Dobrydneva Yuliya, Wilson Emily, Abelt Christopher J, Blackmore Peter F
Department of Physiological Sciences, Eastern Virginia Medical School, Norfolk, VA 23501-1980, USA.
J Cardiovasc Pharmacol. 2009 Mar;53(3):231-40. doi: 10.1097/FJC.0b013e31819b5494.
Thrombin increases intracellular free Ca ([Ca]i) in human platelets by 2 mechanisms: internal mobilization and the influx of Ca via store-operated Ca entry (SOCE). 2-Aminoethoxydiphenyl borate (2-APB) is an inhibitor of SOCE. In search for nonboron analogues of 2-APB, we identified a well-known compound, phenolphthalein, structurally related to 2-APB. Many phenolphthalein analogues inhibited the ability of thrombin and thapsigargin (a specific activator of SOCE) to increase [Ca]i. Phenolphthalein has an IC50 approximately 10 microM to inhibit thrombin-induced [Ca]i elevation, its active analogues have a similar potency. Several phenolphthalein analogues also inhibited thrombin-induced intracellular Ca mobilization, which indicates action on inositol 1,4,5-trisphosphate receptors. We identified structural features among active and inactive phenolphthalein analogues that are responsible for the activity. Opening of the 5-membered lactone ring of phenolphthalein resulted in a total loss of activity. If the diphenyl rings possessed primary amine, dimethyl amine, or a cyano group, there was no activity. Modifications to the diphenyl groups that were tolerated include phosphate, sulfate, iodine, bromine, methyl, nitrite, and methoxy. Inhibition of thrombin-induced [Ca]i increase by phenolphthalein was not mediated by an increase in cyclic adenosine monophosphate because the inhibitor of cyclic adenosine monophosphate-dependent protein kinase A, 4-cyano-3-methylisoquinoline, did not affect the inhibitory action of phenolphthalein. The inhibitory effect of phenolphthalein was not mediated by an increase in NO/cyclic guanosine monophosphate (cGMP) because the inhibitors of NO-sensitive soluble guanylyl cyclase, methylene blue, and ODQ did not affect the inhibition. Phytohemagglutinin and thapsigargin-induced SOCE in Jurkat cells was also inhibited by phenolphthalein and 2-APB to the same extent as seen in platelets. Therefore, phenolphthalein and its derivatives structurally similar to 2-APB inhibit SOCE in platelets and other cells.

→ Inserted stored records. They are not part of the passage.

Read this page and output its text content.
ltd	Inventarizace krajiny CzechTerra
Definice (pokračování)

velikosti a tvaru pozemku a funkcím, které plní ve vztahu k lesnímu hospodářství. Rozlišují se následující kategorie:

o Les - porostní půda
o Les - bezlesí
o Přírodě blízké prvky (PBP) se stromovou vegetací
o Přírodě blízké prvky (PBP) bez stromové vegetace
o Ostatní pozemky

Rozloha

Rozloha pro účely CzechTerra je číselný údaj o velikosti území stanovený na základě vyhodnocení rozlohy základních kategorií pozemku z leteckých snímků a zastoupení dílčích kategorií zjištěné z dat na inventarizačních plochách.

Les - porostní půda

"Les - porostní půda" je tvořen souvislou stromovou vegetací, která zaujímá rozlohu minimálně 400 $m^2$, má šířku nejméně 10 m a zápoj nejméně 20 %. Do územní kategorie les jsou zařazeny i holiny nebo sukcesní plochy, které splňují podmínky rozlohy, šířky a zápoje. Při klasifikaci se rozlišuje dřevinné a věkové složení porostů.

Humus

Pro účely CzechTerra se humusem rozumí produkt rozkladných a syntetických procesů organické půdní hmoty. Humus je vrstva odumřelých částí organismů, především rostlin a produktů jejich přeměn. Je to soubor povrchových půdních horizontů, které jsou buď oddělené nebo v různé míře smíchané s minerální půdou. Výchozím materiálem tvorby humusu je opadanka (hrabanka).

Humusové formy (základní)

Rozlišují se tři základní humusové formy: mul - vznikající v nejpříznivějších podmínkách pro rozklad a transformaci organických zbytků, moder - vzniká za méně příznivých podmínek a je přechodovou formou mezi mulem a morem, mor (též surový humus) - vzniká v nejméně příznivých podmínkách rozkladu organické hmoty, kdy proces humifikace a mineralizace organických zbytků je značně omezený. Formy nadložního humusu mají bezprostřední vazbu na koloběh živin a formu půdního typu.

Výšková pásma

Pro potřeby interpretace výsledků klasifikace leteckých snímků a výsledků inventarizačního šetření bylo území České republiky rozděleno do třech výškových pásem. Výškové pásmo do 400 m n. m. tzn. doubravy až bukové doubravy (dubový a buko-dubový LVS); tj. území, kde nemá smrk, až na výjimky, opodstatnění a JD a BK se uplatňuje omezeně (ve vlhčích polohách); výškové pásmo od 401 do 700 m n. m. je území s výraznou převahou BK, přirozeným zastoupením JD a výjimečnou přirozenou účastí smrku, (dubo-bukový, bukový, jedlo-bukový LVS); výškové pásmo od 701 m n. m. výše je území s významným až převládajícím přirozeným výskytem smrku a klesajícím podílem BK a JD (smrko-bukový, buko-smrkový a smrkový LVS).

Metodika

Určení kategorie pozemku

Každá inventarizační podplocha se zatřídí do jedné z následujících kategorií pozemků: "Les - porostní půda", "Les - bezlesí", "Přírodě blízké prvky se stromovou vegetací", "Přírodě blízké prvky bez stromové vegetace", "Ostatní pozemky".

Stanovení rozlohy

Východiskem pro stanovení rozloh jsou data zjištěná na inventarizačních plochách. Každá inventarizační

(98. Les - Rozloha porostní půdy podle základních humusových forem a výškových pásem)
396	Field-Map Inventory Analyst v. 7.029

凝血酶通过两种机制增加人血小板内的游离钙([Ca]i):内部动员和通过储存-操作性钙内流(SOCE)使钙流入。2-氨基乙氧基二苯基硼酸酯(2-APB)是SOCE的抑制剂。为了寻找2-APB的非硼类似物,我们鉴定出一种与2-APB结构相关的知名化合物酚酞。许多酚酞类似物抑制了凝血酶和毒胡萝卜素(一种SOCE的特异性激活剂)增加[Ca]i的能力。酚酞抑制凝血酶诱导的[Ca]i升高的IC50约为10微摩尔,其活性类似物具有相似的效力。几种酚酞类似物还抑制了凝血酶诱导的细胞内钙动员,这表明其作用于肌醇1,4,5-三磷酸受体。我们确定了活性和非活性酚酞类似物中负责活性的结构特征。酚酞五元内酯环的打开导致活性完全丧失。如果二苯基环带有伯胺、二甲胺或氰基,则没有活性。对二苯基进行的可耐受修饰包括磷酸、硫酸、碘、溴、甲基、亚硝酸盐和甲氧基。酚酞对凝血酶诱导的[Ca]i增加的抑制作用不是由环磷酸腺苷增加介导的,因为环磷酸腺苷依赖性蛋白激酶A的抑制剂4-氰基-3-甲基异喹啉不影响酚酞的抑制作用。酚酞的抑制作用不是由一氧化氮/环磷酸鸟苷(cGMP)增加介导的,因为一氧化氮敏感的可溶性鸟苷酸环化酶的抑制剂亚甲蓝和ODQ不影响这种抑制作用。酚酞和2-APB对植物血凝素和毒胡萝卜素诱导的Jurkat细胞中的SOCE的抑制程度与在血小板中所见相同。因此,酚酞及其与2-APB结构相似的衍生物抑制血小板和其他细胞中的SOCE。